Because the 225 Dine team loves all things sweets, we got an exclusive step-by-step tutorial on how Jackson makes and decorates a fresh strawberry cake with buttercream frosting. Here’s how:

Fresh strawberry cake with buttercream frosting

For the cake:

3 cups flour
2 cups sugar
2 teaspoons baking powder
¾ teaspoons salt
¾ cup canola oil
1 ½ cups strawberry puree
1 teaspoon vanilla extract
1 teaspoon lemon juice
4 eggs
Pink food coloring (for bold color)

For the buttercream:

1 stick of butter (at room temperature)
⅛ teaspoon salt
3 ½ cups powdered sugar
½ teaspoon vanilla extract  

For the strawberry filling:

3/4 cup of your favorite store-bought strawberry pastry filling (Jackson picked one up from Party Time)

The original recipe was shared on Everyday Made Fresh and can be found here.

How to make the cake

1. Heat the oven to 350 degrees. Spray two pans with Baker’s Joy non-stick spray.

2. Lightly mix the flour, sugar, baking powder and salt in a large mixing bowl. Be careful to not over mix the batter.

3. Add the oil, strawberry puree, vanilla extract and lemon juice to the dry ingredients. Mix until all the ingredients are combined.

4. Crack the eggs in a separate bowl. Beat until scrambled. Add the eggs and food coloring into the mixing bowl and stir lightly. Stir until the mixture is smooth.

5. Pour an even amount of cake batter into the pans.

6. Bake for 25-35 minutes or until a toothpick poked in the center of each cake comes out clean.

7. Remove the cakes from the oven and allow them to cool for about an hour before frosting

How to make the buttercream

1. In a large bowl, beat a stick of butter until it is fluffy.

2. Add the salt, powdered sugar and vanilla extract. Mix until all the ingredients are combined to create the buttercream texture.

How to decorate the cake:

1. Pour the buttercream into a piping bag.

2. Place a dollop of buttercream on the center of the cake board to hold the cake steady.

3. Remove the first cake from the pan and place it on the cake board.

4. Create a dam along the top of the cake with the buttercream to hold the filling. Line the edges of the cake with icing.

5. Fill the center of the cake with strawberry filling and spread it across the cake.

6. Apply the “crumb coat,” the first layer of icing that locks in the crumbs. Spread buttercream evenly all over the cake.

7. Place the cake in a freezer for an hour to let it cool before applying a second layer of buttercream

8. After the crumb coat has set and hardened, begin applying the final layer of buttercream. 

9. For clean edges, scrape the sides of the cake with a bench scraper to remove excess frosting.

10. Add a border to the cake with a 1M piping tip. Pipe the bottom of the cake with your design of choice.

11. Use extra buttercream for additional design flair.
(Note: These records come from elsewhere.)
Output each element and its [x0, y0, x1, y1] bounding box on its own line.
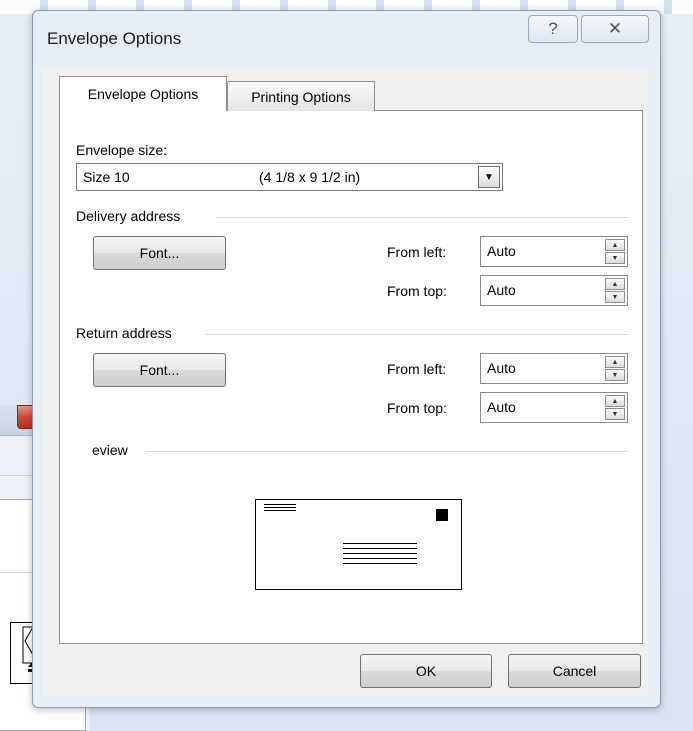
- return-from-top-field[interactable]: Auto ▲ ▼: [480, 392, 628, 423]
- dropdown-arrow[interactable]: ▼: [478, 166, 500, 188]
- return-address-heading: Return address: [76, 325, 172, 341]
- spin-buttons[interactable]: ▲ ▼: [605, 395, 625, 420]
- close-icon: ✕: [607, 19, 623, 38]
- spin-value: Auto: [487, 282, 516, 298]
- delivery-address-line: [343, 558, 417, 559]
- tab-label: Envelope Options: [87, 86, 199, 102]
- close-button[interactable]: ✕: [581, 15, 649, 43]
- envelope-size-value: Size 10: [83, 169, 130, 185]
- spin-down-icon[interactable]: ▼: [605, 408, 625, 420]
- spin-value: Auto: [487, 243, 516, 259]
- divider: [205, 334, 628, 335]
- return-address-line: [264, 507, 296, 508]
- return-from-left-field[interactable]: Auto ▲ ▼: [480, 353, 628, 384]
- envelope-options-dialog: Envelope Options ? ✕ Envelope Options Pr…: [32, 10, 661, 708]
- spin-up-icon[interactable]: ▲: [605, 356, 625, 368]
- button-label: OK: [415, 663, 437, 679]
- spin-buttons[interactable]: ▲ ▼: [605, 356, 625, 381]
- cancel-button[interactable]: Cancel: [508, 654, 641, 688]
- divider: [216, 217, 628, 218]
- preview-heading: eview: [92, 442, 128, 458]
- spin-buttons[interactable]: ▲ ▼: [605, 278, 625, 303]
- return-font-button[interactable]: Font...: [93, 353, 226, 387]
- delivery-address-line: [343, 543, 417, 544]
- delivery-from-left-field[interactable]: Auto ▲ ▼: [480, 236, 628, 267]
- spin-up-icon[interactable]: ▲: [605, 278, 625, 290]
- spin-down-icon[interactable]: ▼: [605, 369, 625, 381]
- spin-value: Auto: [487, 360, 516, 376]
- delivery-address-line: [343, 548, 417, 549]
- delivery-from-left-label: From left:: [387, 244, 447, 260]
- spin-up-icon[interactable]: ▲: [605, 239, 625, 251]
- spin-value: Auto: [487, 399, 516, 415]
- help-icon: ?: [548, 19, 558, 38]
- spin-down-icon[interactable]: ▼: [605, 291, 625, 303]
- divider: [146, 451, 628, 452]
- envelope-size-label: Envelope size:: [76, 142, 168, 158]
- dialog-client-area: Envelope Options Printing Options Envelo…: [42, 69, 649, 696]
- chevron-down-icon: ▼: [484, 171, 494, 183]
- return-from-top-label: From top:: [387, 400, 447, 416]
- tab-printing-options[interactable]: Printing Options: [227, 81, 375, 111]
- ok-button[interactable]: OK: [360, 654, 492, 688]
- envelope-preview: [255, 499, 462, 590]
- return-address-line: [264, 504, 296, 505]
- return-from-left-label: From left:: [387, 361, 447, 377]
- delivery-font-button[interactable]: Font...: [93, 236, 226, 270]
- help-button[interactable]: ?: [528, 15, 578, 43]
- delivery-address-heading: Delivery address: [76, 208, 181, 224]
- stamp-icon: [436, 509, 448, 521]
- button-label: Font...: [139, 245, 180, 261]
- envelope-size-select[interactable]: Size 10 (4 1/8 x 9 1/2 in) ▼: [76, 163, 503, 191]
- spin-buttons[interactable]: ▲ ▼: [605, 239, 625, 264]
- return-address-line: [264, 510, 296, 511]
- dialog-titlebar: Envelope Options ? ✕: [33, 11, 660, 67]
- spin-up-icon[interactable]: ▲: [605, 395, 625, 407]
- delivery-address-line: [343, 563, 417, 564]
- delivery-from-top-label: From top:: [387, 283, 447, 299]
- button-label: Font...: [139, 362, 180, 378]
- spin-down-icon[interactable]: ▼: [605, 252, 625, 264]
- delivery-from-top-field[interactable]: Auto ▲ ▼: [480, 275, 628, 306]
- dialog-title: Envelope Options: [47, 29, 182, 48]
- button-label: Cancel: [552, 663, 597, 679]
- envelope-size-dimensions: (4 1/8 x 9 1/2 in): [259, 169, 361, 185]
- delivery-address-line: [343, 553, 417, 554]
- tab-envelope-options[interactable]: Envelope Options: [59, 76, 227, 111]
- tab-label: Printing Options: [251, 88, 351, 105]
Top with strawberries.

Tips from the baker:

• The more you mix a cake, the more it leads to gluten formation and results in a tough, dry cake.

• If you’re afraid of over-mixing, mix with your hands.

• Crack eggs in a separate bowl to avoid getting shells in your cake batter.

• Tap pans filled with cake batter on the counter before putting in the oven to get rid of air pockets.

• Stack cake layers in the same direction for even appearance.

• Freezing a cake before decorating it locks in the the crumbs on the cake.

• Cakes with fruit take longer to bake, so you may have to leave those in the oven for longer than your average cake.